The key point to realize is that the LLM is a probabilistic model. It doesn't output a single value, but rather a distribution over the possible values. Generally speaking, the decision is an easy one: just pick the best or second-best token. Having a distribution gives us a very large advantage if we want to constrain the output of the LLM to a specific type. We just add one more step to the process after the logits are generated and eliminate all tokens that don't conform to the type we want at the given step.
...Unfortunately, we have a typescript type, and it's very not obvious how to turn that into something that can say whether or not the next token is valid. Fortunately, there are a plethora of tools to turn a typescript type into a different form called GBNF which does model a token-level validator.
Theory - GBNF
authoritative source: the GBNF readme
GBNF is a type of grammar that is used to specify the syntax of a programming language. Unlike typescript, which specifies the structure of a data type, GBNF specifies the structure of a language. The difference is that GBNF, given a string, has all the information necessary to determine the full set of allowed tokens for the next possible token in the sequence.
For our Person
type, the GBNF would look something like this:
age-kv ::= "\"age\"" space ":" space number
char ::= [^"\\] | "\\" (["\\/bfnrt] | "u" [0-9a-fA-F] [0-9a-fA-F] [0-9a-fA-F] [0-9a-fA-F])
decimal-part ::= [0-9] ([0-9] ([0-9] ([0-9] ([0-9] ([0-9] ([0-9] ([0-9] ([0-9] ([0-9] ([0-9] ([0-9] ([0-9] ([0-9] ([0-9] ([0-9])?)?)?)?)?)?)?)?)?)?)?)?)?)?)?
integral-part ::= [0-9] | [1-9] ([0-9] ([0-9] ([0-9] ([0-9] ([0-9] ([0-9] ([0-9] ([0-9] ([0-9] ([0-9] ([0-9] ([0-9] ([0-9] ([0-9] ([0-9])?)?)?)?)?)?)?)?)?)?)?)?)?)?)?
name-kv ::= "\"name\"" space ":" space string
number ::= ("-"? integral-part) ("." decimal-part)? ([eE] [-+]? integral-part)? space
root ::= "{" space name-kv "," space age-kv "}" space
space ::= " "?
string ::= "\"" char* "\"" space
So, bringing it all together: we can convert a typescript type into a GBNF grammar, and then use that grammar to validate the next token in the sequence.
Implementation
Step 1: Convert TypeScript to GBNF
Llama.cpp has a tool called ts-type-to-grammar.sh
which implements this whole pipeline. Just clone and run!
Step 2: Use the GBNF to validate the next token
Doing this with Ollama is a lil tricky because the PRs for grammar haven't been merged.
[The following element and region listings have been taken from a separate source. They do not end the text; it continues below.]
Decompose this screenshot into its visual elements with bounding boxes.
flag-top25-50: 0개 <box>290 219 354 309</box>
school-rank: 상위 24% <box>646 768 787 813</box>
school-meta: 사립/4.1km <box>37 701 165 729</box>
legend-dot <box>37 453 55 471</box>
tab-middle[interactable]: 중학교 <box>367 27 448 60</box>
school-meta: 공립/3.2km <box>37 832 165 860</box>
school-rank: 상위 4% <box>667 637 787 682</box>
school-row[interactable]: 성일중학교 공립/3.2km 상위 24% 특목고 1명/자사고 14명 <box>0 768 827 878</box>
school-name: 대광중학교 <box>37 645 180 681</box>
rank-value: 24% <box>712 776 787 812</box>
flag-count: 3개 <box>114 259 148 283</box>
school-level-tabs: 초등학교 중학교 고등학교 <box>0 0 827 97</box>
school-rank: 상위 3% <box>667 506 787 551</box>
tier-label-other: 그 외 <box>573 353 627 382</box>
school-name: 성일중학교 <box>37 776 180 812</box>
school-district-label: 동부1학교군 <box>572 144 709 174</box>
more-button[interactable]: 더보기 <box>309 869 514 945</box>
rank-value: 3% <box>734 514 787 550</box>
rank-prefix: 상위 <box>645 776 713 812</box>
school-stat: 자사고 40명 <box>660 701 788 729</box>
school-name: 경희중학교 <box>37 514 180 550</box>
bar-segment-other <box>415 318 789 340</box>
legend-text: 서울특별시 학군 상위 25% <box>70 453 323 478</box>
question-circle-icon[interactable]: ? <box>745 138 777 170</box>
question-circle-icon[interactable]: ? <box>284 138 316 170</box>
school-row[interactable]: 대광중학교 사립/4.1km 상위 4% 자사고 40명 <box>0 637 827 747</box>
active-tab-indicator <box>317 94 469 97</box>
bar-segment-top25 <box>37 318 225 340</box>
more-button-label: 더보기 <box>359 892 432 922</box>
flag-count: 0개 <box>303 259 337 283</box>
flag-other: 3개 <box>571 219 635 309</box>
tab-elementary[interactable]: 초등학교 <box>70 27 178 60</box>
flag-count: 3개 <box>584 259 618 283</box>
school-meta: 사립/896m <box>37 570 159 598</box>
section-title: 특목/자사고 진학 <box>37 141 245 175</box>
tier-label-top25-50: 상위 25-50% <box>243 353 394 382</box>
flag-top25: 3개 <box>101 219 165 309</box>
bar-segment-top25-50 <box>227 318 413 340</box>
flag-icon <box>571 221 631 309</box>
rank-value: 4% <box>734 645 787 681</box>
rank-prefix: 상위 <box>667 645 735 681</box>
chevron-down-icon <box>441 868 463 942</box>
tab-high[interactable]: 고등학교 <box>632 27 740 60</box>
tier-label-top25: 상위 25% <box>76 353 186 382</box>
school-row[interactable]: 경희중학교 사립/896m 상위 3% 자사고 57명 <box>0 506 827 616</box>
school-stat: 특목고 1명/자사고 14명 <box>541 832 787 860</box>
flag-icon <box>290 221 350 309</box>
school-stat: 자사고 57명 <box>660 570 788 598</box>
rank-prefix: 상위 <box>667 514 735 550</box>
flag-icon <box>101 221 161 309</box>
Either wait a bit for it to be merged or clone it, rebase the branch on main, and build from source with the grammar PR.
After that, take your GBNF from step one and pass it into an Ollama request:
import requests
response = requests.post('http://localhost:11434/api/generate', json={
"model": "phi3:14b-medium-128k-instruct-q6_K", // or whatever you want
"prompt": prompt,
"options": {
"num_ctx": 1024 * 128
},
"grammar": gbnfspec,
"stream": False
})
And that's it! You now have a way to generate content that conforms to a specific type. Enjoy!